Sampling is simple when you know what to do

When you take a sample for a test, the first point to clarify is the objective for the test. This is important because it helps to establish the sampling method.

If, for instance, you wish to determine trace element levels in pasture after a fertiliser application then proceed as follows: Walk in a straight line across the sampling area and cut the pasture at grazing height. It’s important to avoid dung and urine patches. When you submit the sample, make sure you indicate on the form that the sample is to be washed. This ensures absence of any soil contaminants that can influence the mineral composition and may falsify the results.

Another common reason for sampling is to check nutrient levels in the pasture in order to determine whether there are any limiting nutrients that may affect herd nutrition.
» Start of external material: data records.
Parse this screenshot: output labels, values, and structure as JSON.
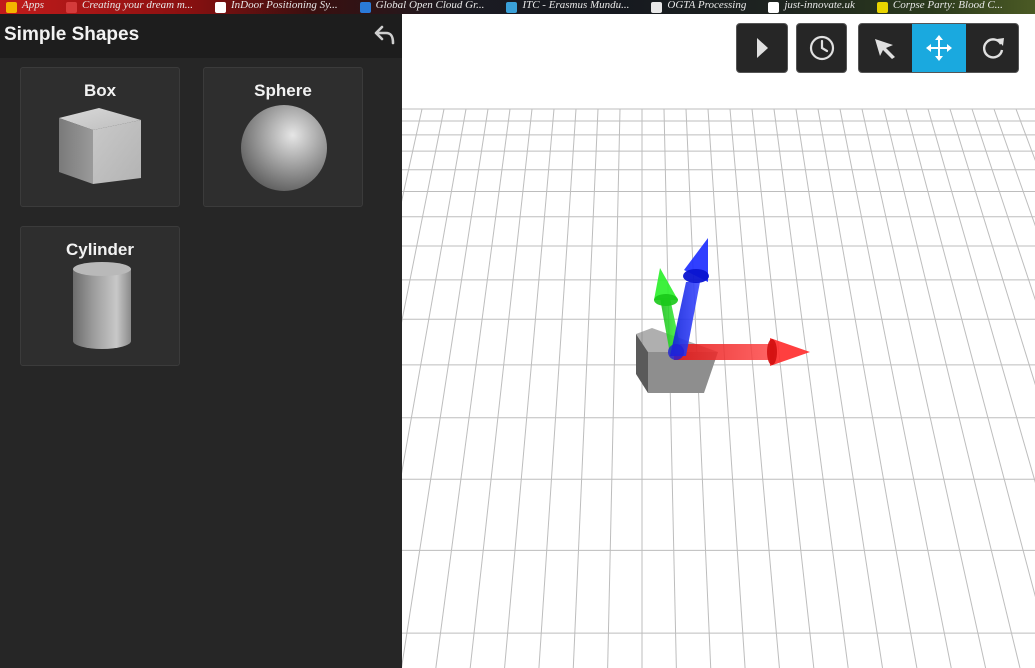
{
  "bookmarks": [
    {
      "label": "Apps",
      "color": "#f4b400"
    },
    {
      "label": "Creating your dream m...",
      "color": "#d43b3b"
    },
    {
      "label": "InDoor Positioning Sy...",
      "color": "#ffffff"
    },
    {
      "label": "Global Open Cloud Gr...",
      "color": "#2a7ad8"
    },
    {
      "label": "ITC - Erasmus Mundu...",
      "color": "#3aa0d8"
    },
    {
      "label": "OGTA Processing",
      "color": "#e8e8e8"
    },
    {
      "label": "just-innovate.uk",
      "color": "#ffffff"
    },
    {
      "label": "Corpse Party: Blood C...",
      "color": "#e8d400"
    }
  ],
  "panel": {
    "title": "Simple Shapes",
    "undo_icon": "undo-arrow-icon"
  },
  "shapes": [
    {
      "label": "Box",
      "icon": "box-icon"
    },
    {
      "label": "Sphere",
      "icon": "sphere-icon"
    },
    {
      "label": "Cylinder",
      "icon": "cylinder-icon"
    }
  ],
  "side_tabs": [
    {
      "icon": "hamburger-menu-icon",
      "active": false
    },
    {
      "icon": "plus-icon",
      "active": true
    },
    {
      "icon": "layers-tree-icon",
      "active": false
    }
  ],
  "toolbar": {
    "play_icon": "play-icon",
    "history_icon": "clock-icon",
    "modes": [
      {
        "icon": "select-arrow-icon",
        "active": false
      },
      {
        "icon": "move-arrows-icon",
        "active": true
      },
      {
        "icon": "rotate-icon",
        "active": false
      }
    ]
  },
  "colors": {
    "accent": "#1aa9df",
    "panel": "#262626",
    "axis_x": "#ff2020",
    "axis_y": "#10dd10",
    "axis_z": "#1a2aff"
  }
}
The first point to take into account when sampling is the grazing residual; it’s best practice to collect pasture to that height.

Further, if animals can avoid dung and urine patches, so should you in your sampling. However, if they are grazing dung and urine patches, then these areas should not be excluded from your sample.

The specific sampling methodology is determined by the animals that the pasture is destined for. Each species has a different way of consuming pasture as they graze. This should be accurately reflected in the sampling.

A cow, for instance, wraps her tongue around the grass and pulls it. You can mimic this with your hand by grabbing a bunch of grass, twisting and pulling it.

Sheep, deer and goats, by contrast, nibble on pasture which is best reflected by cutting the grass with scissors at the correct height.

These methods provide a representative sample of what the respective animals would be consuming. And, because the animals would eat the sample “as is” there’s no need for washing it. Just make sure that it’s cooled (not frozen!) and dispatched to the lab without delay as the energy in pasture drops quickly which may falsify results.